An-Nasafi affirms that God is one, pre-eternal, everlasting, self-subsisting, and not subject to any limitation, end, or qualitative change. He then affirms the divine attributes of knowledge, power, life, will, hearing, sight, and speech as real attributes subsisting in the divine essence — distinct from the essence in a way that can be known (they are real, not merely nominal) but not separate from it in a way that would introduce plurality into the divine reality.
At-Taftazani's commentary on the attribute of divine speech (kalam) is particularly detailed, reflecting the theological sensitivity of this topic. The Maturidi school held that the eternal divine speech is an inner reality (kalam nafsi) subsisting in God's essence, which expresses itself in time through the verbal, written, and recited forms that constitute the Quran as humans experience it. This eternal inner speech is uncreated; the human expressions through which it is conveyed are created. At-Taftazani explains how this position navigates between affirming the uncreated status of the Quran (against the Mu'tazila who held it was created) and avoiding the conclusion that the specific Arabic sounds and letters are themselves eternal.
On the attribute of divine will (iradah), the commentary presents the Maturidi position carefully. God wills all events including human acts, but He does not will human disobedience in the sense of approving or commanding it — the divine will encompasses all occurrences without implying divine approval of everything that occurs.
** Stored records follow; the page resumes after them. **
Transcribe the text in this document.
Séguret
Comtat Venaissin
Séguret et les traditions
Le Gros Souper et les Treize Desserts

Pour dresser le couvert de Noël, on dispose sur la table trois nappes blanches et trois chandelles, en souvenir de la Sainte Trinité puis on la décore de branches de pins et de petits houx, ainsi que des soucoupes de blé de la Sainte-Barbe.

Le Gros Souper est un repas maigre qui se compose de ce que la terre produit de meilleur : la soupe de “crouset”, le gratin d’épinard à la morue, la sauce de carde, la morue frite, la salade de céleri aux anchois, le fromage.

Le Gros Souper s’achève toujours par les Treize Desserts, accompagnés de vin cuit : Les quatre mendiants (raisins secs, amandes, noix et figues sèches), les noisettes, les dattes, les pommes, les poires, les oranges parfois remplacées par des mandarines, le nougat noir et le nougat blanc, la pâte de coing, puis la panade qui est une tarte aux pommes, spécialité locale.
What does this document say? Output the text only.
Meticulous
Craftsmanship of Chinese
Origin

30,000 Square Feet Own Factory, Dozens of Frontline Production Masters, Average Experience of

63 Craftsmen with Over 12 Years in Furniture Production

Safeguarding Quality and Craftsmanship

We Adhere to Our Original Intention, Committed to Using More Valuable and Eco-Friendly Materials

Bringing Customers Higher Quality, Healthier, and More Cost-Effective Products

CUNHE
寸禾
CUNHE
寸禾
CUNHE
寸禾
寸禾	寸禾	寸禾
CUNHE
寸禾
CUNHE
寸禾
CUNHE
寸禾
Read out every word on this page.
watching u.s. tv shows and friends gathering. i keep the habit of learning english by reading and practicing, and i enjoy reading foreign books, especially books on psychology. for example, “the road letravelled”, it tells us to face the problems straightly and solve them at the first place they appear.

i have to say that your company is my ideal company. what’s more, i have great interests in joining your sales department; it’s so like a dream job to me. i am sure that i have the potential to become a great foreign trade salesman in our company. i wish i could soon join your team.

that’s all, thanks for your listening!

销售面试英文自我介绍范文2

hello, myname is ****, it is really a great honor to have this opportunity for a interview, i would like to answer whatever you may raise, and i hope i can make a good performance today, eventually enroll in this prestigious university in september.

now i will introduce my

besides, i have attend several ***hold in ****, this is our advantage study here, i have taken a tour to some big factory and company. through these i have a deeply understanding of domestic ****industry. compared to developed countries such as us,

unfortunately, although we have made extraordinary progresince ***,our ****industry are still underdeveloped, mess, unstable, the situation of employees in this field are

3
This distinction between the will of specification and the will of approval allows Maturidi theology to affirm divine sovereignty over all events without making God the approver of sin.
At-Taftazani also addresses the question of divine names and attributes as understood in the Quran. He discusses the significance of the names of God — the names of essence like Allah and the names of attributes like Ar-Rahman and Al-Alim — and their relationship to the divine reality. This discussion situates the technical kalam framework within the Quranic context and shows how the abstract analysis of the commentary relates to the actual language of Islamic worship and prayer.